Visibility Is Not a Reporting Feature
Many teams treat visibility as a byproduct of reporting.
Build the dashboard. Improve the data. Add more detail.
But visibility is not about completeness.
It’s about making problems legible in a way that cannot be ignored.
There’s a structural difference between:
- a dataset that quietly contains gaps
- and a system that surfaces those gaps as signals
In one case, the organization works around the issue.
In the other, the organization is forced to resolve it.
Why Hidden Problems Persist
Hidden problems are not neutral.
They create a predictable pattern:
- Teams compensate manually
- Analysts add interpretation layers
- Leaders reconcile conflicting views
- The same issue reappears in the next cycle
Nothing stabilizes.
Nothing compounds.
Because the underlying problem was never made visible enough to trigger change.

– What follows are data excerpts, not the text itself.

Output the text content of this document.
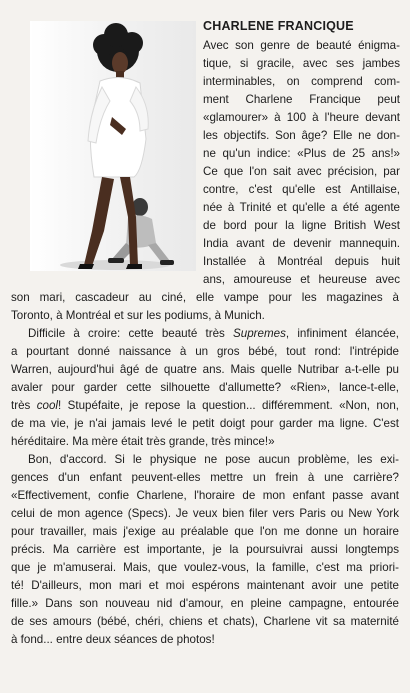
CHARLENE FRANCIQUE
Avec son genre de beauté énigma-
tique, si gracile, avec ses jambes
interminables, on comprend com-
ment Charlene Francique peut
«glamourer» à 100 à l'heure devant
les objectifs. Son âge? Elle ne don-
ne qu'un indice: «Plus de 25 ans!»
Ce que l'on sait avec précision, par
contre, c'est qu'elle est Antillaise,
née à Trinité et qu'elle a été agente
de bord pour la ligne British West
India avant de devenir mannequin.
Installée à Montréal depuis huit
ans, amoureuse et heureuse avec
son mari, cascadeur au ciné, elle vampe pour les magazines à
Toronto, à Montréal et sur les podiums, à Munich.
Difficile à croire: cette beauté très Supremes, infiniment élancée,
a pourtant donné naissance à un gros bébé, tout rond: l'intrépide
Warren, aujourd'hui âgé de quatre ans. Mais quelle Nutribar a-t-elle pu
avaler pour garder cette silhouette d'allumette? «Rien», lance-t-elle,
très cool! Stupéfaite, je repose la question... différemment. «Non, non,
de ma vie, je n'ai jamais levé le petit doigt pour garder ma ligne. C'est
héréditaire. Ma mère était très grande, très mince!»
Bon, d'accord. Si le physique ne pose aucun problème, les exi-
gences d'un enfant peuvent-elles mettre un frein à une carrière?
«Effectivement, confie Charlene, l'horaire de mon enfant passe avant
celui de mon agence (Specs). Je veux bien filer vers Paris ou New York
pour travailler, mais j'exige au préalable que l'on me donne un horaire
précis. Ma carrière est importante, je la poursuivrai aussi longtemps
que je m'amuserai. Mais, que voulez-vous, la famille, c'est ma priori-
té! D'ailleurs, mon mari et moi espérons maintenant avoir une petite
fille.» Dans son nouveau nid d'amour, en pleine campagne, entourée
de ses amours (bébé, chéri, chiens et chats), Charlene vit sa maternité
à fond... entre deux séances de photos!
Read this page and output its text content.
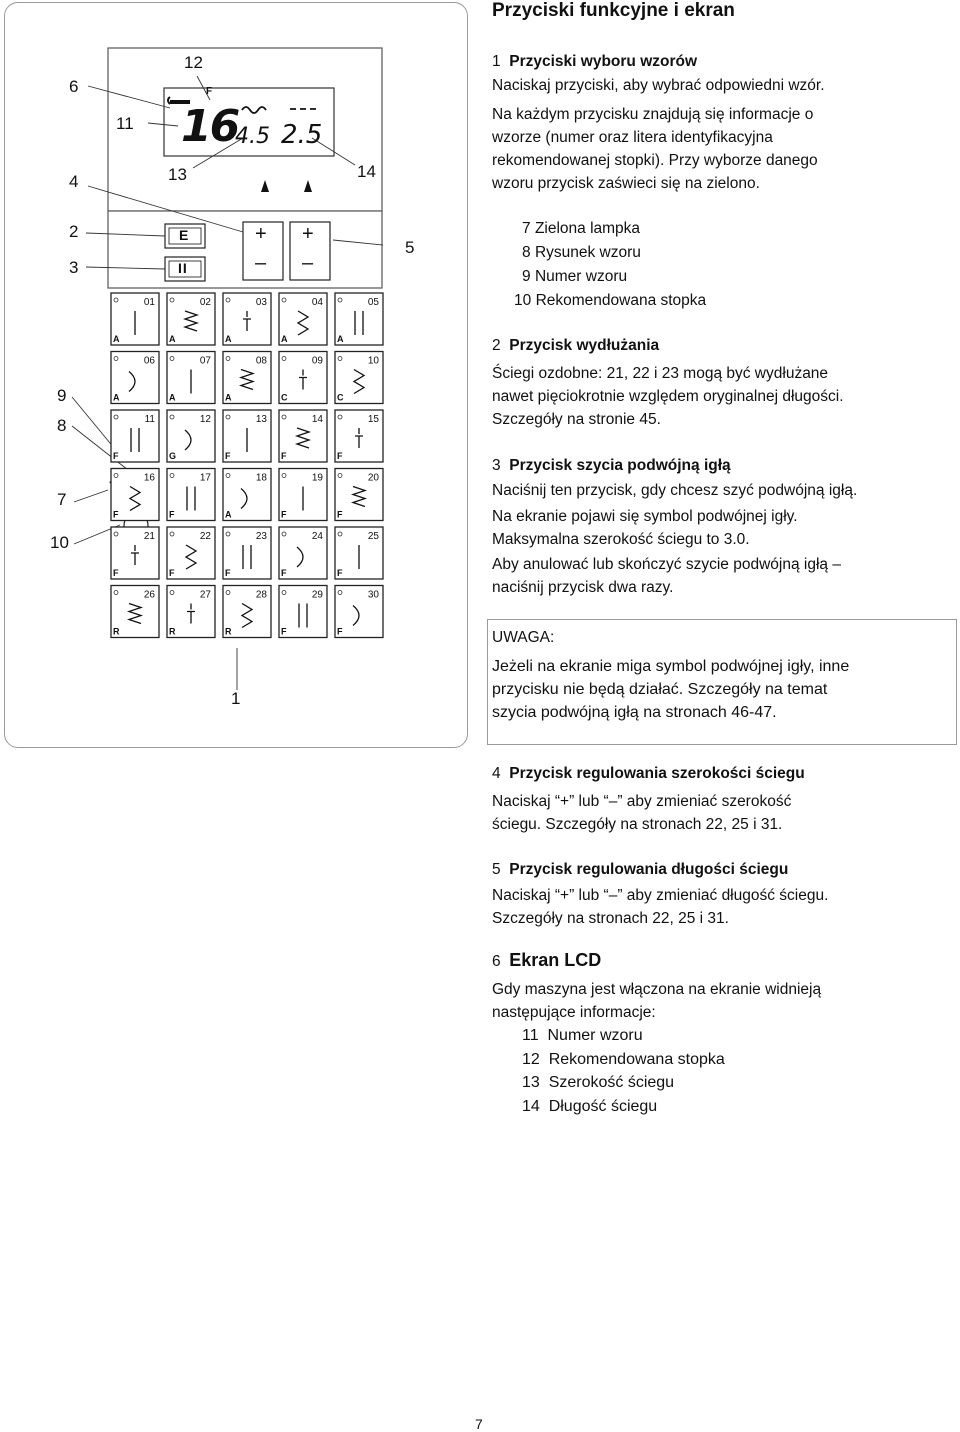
01
A
02
A
03
A
04
A
05
A
06
A
07
A
08
A
09
C
10
C
11
F
12
G
13
F
14
F
15
F
16
F
17
F
18
A
19
F
20
F
21
F
22
F
23
F
24
F
25
F
26
R
27
R
28
R
29
F
30
F
16
4.5 2.5
F
E
II
+
–
+
–
6
12
11
4	13	14
2
3
5
9
8
7
10
1
Przyciski funkcyjne i ekran
1 Przyciski wyboru wzorów
Naciskaj przyciski, aby wybrać odpowiedni wzór.
Na każdym przycisku znajdują się informacje o
wzorze (numer oraz litera identyfikacyjna
rekomendowanej stopki). Przy wyborze danego
wzoru przycisk zaświeci się na zielono.
7 Zielona lampka
8 Rysunek wzoru
9 Numer wzoru
10 Rekomendowana stopka
2 Przycisk wydłużania
Ściegi ozdobne: 21, 22 i 23 mogą być wydłużane
nawet pięciokrotnie względem oryginalnej długości.
Szczegóły na stronie 45.
3 Przycisk szycia podwójną igłą
Naciśnij ten przycisk, gdy chcesz szyć podwójną igłą.
Na ekranie pojawi się symbol podwójnej igły.
Maksymalna szerokość ściegu to 3.0.
Aby anulować lub skończyć szycie podwójną igłą –
naciśnij przycisk dwa razy.
UWAGA:
Jeżeli na ekranie miga symbol podwójnej igły, inne
przycisku nie będą działać. Szczegóły na temat
szycia podwójną igłą na stronach 46-47.
4 Przycisk regulowania szerokości ściegu
Naciskaj “+” lub “–” aby zmieniać szerokość
ściegu. Szczegóły na stronach 22, 25 i 31.
5 Przycisk regulowania długości ściegu
Naciskaj “+” lub “–” aby zmieniać długość ściegu.
Szczegóły na stronach 22, 25 i 31.
6 Ekran LCD
Gdy maszyna jest włączona na ekranie widnieją
następujące informacje:
11 Numer wzoru
12 Rekomendowana stopka
13 Szerokość ściegu
14 Długość ściegu
7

Why Visible Problems Get Solved
When a problem becomes visible in a way that carries consequences, behavior shifts quickly.
Not because of:
- better process
- stronger policy
- more documentation
But because the organization is now forced to reconcile reality.
Visibility creates pressure.
Pressure creates action.
This Is a System Design Problem
The takeaway is not “frame insights more aggressively.” It’s more structural.
High-functioning organizations don’t rely on individuals to surface problems. They design systems that do it automatically.
That means:
- Missing data is exposed, not hidden
- Conflicts in definitions are surfaced, not reconciled downstream
- Gaps appear as outputs, not caveats
- Problems are visible early, not explained later
In those environments, data quality improves as a byproduct.
Not because people are more disciplined.
Because the system makes invisibility impossible.
The Operating Choice
Every organization makes a choice, whether it’s explicit or not.
Either:
- problems are allowed to remain hidden and get worked around
Or:
- problems are made visible and get resolved
One leads to recurring effort, inconsistent outputs, and dependency on individuals.
The other leads to stable systems, repeatable outcomes, and compounding improvement.
The Principle
Visible problems get solved. Hidden problems get repeated.
Most organizations don’t need better analysis.
They need systems that make the truth impossible to ignore.